Heres What I THINK Was The Problem....

In playwriting, everyone is so new to the type of writing that it's really relaxed and intimate, and everyone is a bit of an awkward/sarcastic drama queen/king that no one cares if you mess up.

In poetry, people are generally pretty deep (or so I've heard from one of my friends in the class) and pouring their souls out onto paper.

Yet, general fiction is something people generally know well and are a lot quicker to criticize. I'm a book reviewer for goodness sakes!
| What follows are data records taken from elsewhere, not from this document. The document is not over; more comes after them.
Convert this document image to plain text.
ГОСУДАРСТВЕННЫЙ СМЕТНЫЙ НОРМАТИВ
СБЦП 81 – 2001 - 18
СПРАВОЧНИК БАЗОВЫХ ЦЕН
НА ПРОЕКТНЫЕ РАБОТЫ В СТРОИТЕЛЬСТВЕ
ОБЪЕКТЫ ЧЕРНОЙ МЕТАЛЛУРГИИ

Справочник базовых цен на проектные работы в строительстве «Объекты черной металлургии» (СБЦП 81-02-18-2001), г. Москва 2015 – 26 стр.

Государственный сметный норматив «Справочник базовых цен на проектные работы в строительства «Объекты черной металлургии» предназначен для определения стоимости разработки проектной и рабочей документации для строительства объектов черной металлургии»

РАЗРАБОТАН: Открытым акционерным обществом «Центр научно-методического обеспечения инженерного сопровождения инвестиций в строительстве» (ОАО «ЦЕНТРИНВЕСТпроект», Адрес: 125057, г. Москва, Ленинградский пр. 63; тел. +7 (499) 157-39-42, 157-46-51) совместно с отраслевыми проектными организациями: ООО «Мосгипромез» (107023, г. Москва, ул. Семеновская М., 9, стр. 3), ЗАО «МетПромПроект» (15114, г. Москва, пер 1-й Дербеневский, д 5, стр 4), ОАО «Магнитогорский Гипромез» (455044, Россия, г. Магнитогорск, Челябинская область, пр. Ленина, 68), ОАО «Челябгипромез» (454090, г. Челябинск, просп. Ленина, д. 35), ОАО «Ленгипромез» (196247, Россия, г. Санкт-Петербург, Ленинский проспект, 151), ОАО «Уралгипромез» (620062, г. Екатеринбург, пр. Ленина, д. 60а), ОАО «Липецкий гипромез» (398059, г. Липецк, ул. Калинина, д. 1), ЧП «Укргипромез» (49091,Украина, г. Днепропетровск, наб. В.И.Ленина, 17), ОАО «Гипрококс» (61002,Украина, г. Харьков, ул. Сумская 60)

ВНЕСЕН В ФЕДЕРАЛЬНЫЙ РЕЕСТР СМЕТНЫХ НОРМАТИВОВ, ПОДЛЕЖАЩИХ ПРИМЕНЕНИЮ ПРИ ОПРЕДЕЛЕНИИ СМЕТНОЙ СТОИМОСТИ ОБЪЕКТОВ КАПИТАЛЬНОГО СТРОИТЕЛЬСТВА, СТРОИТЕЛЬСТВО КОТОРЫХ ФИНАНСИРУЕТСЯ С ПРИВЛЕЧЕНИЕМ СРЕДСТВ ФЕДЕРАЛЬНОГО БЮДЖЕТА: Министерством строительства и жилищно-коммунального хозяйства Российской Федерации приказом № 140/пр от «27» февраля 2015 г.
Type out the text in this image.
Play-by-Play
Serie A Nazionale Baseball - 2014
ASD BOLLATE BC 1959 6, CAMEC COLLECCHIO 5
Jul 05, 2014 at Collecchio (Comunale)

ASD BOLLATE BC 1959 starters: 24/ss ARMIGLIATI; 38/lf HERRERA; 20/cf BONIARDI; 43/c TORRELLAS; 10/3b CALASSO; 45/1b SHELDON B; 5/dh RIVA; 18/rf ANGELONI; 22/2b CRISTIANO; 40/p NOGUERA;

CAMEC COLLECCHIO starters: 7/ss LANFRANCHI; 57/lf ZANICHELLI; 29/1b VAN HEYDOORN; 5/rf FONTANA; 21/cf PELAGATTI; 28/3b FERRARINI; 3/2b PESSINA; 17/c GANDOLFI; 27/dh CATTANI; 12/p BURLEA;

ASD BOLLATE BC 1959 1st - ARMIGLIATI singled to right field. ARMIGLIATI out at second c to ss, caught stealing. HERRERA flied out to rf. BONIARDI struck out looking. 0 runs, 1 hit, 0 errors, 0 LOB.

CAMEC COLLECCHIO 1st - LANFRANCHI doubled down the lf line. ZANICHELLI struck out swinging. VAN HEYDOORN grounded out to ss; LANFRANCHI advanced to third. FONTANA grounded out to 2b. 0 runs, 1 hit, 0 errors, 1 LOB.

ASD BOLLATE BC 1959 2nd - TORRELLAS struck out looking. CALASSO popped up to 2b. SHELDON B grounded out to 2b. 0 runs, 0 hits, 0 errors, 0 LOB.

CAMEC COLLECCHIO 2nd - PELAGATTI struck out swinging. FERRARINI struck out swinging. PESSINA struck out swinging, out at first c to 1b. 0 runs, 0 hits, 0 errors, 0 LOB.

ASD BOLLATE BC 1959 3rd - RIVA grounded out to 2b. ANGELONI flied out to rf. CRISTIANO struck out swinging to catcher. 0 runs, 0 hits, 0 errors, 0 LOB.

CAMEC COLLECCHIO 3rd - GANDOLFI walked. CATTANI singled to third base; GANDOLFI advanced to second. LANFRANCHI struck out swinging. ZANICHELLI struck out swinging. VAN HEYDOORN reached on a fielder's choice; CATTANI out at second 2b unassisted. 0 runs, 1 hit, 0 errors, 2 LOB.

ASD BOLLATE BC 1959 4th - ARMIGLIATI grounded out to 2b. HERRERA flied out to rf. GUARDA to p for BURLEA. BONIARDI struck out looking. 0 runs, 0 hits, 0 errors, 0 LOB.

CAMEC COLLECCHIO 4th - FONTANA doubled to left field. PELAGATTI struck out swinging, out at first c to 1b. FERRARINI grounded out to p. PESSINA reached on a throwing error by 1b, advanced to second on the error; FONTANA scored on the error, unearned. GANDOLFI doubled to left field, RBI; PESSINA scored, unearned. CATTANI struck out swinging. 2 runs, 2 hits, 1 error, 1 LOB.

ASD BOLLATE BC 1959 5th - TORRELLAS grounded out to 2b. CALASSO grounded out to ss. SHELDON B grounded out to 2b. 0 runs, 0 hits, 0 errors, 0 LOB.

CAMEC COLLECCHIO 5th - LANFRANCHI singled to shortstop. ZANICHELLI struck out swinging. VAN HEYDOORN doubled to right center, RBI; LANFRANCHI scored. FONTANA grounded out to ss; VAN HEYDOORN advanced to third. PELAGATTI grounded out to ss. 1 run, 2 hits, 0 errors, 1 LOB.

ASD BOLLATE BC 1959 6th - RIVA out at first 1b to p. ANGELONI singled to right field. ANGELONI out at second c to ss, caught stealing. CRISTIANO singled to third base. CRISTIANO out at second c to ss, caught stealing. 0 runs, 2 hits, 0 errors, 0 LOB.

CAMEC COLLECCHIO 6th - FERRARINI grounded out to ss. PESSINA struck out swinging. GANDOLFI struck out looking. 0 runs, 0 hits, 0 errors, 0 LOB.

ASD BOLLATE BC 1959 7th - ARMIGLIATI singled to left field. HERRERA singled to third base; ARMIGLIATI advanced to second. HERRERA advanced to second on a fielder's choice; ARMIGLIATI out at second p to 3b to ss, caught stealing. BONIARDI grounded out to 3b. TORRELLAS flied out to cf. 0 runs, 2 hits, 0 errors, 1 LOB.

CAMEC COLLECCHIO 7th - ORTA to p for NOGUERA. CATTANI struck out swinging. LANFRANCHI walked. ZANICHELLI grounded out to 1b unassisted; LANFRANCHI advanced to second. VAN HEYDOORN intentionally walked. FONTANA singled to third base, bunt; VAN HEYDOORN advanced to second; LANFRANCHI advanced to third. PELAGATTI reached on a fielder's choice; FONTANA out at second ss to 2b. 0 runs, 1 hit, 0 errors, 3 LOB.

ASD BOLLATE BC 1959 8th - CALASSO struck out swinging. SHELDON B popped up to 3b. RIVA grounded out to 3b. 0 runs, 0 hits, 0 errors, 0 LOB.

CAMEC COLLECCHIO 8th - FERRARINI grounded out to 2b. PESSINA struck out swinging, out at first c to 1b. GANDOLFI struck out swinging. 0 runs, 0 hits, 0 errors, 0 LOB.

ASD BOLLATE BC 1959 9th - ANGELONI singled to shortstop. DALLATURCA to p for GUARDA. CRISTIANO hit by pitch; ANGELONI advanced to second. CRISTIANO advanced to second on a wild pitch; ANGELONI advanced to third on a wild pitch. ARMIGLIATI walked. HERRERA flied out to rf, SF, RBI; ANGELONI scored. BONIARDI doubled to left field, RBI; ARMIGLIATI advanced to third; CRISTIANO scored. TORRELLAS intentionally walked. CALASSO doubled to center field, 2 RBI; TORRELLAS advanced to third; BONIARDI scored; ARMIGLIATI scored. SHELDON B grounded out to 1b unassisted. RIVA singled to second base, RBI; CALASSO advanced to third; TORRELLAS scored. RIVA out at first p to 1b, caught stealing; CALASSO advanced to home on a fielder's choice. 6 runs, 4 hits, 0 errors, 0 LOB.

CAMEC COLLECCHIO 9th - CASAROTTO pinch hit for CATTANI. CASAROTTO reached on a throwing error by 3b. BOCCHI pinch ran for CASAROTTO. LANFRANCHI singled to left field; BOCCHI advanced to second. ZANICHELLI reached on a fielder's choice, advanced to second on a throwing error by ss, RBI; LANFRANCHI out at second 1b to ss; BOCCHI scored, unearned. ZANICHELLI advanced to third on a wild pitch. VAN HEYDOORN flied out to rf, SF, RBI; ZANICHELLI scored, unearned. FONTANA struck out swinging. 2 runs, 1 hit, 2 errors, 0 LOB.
I know what I like to read and I have a basic understanding on what makes a story "good." I was just surrounded by a ton of good writers (around half of them younger than me) and the little they wrote felt superior to mine.

We were all give random title prompts to choose from and told to write for 15 minutes. It was basically a NaNoWriMo word sprint on crack because we were supposed to SHARE what we had written in that time. I will most definitely share work with people or even the internet without going over it 20 billion times, but I would like the chance to read it over before sharing it and receiving feedback on something I don't even consider my top-notch work.

By the end of class, the vast majority of our class had shared what they had written, and it sounded amazing. It was quite enjoyable from a viewer's perspective to listen to the various writing styles and ways the title prompts were put into play. From the position of someone expected to share their own work and make it sound even half as good as everyone else's.... not so much.

I could blame it on the fact that what I had written for the day just wasn't good and I am completely fine with that, but at the same time, I felt so frustrated and frankly, humiliated, that I wasn't brave enough. I talk the talk a lot, but I don't walk the walk enough in my writing life. The only way to get better is to receive constructive criticism from others. FOUR-FIFTHS of the class presented, why couldn't I?

The very next week, I vowed that I would share my work (which I did), but I'm going to remember this experience for a long time.

Was there a time in your life when you should have done something -because there wouldn't have been any serious consequences- but did't because you were afraid?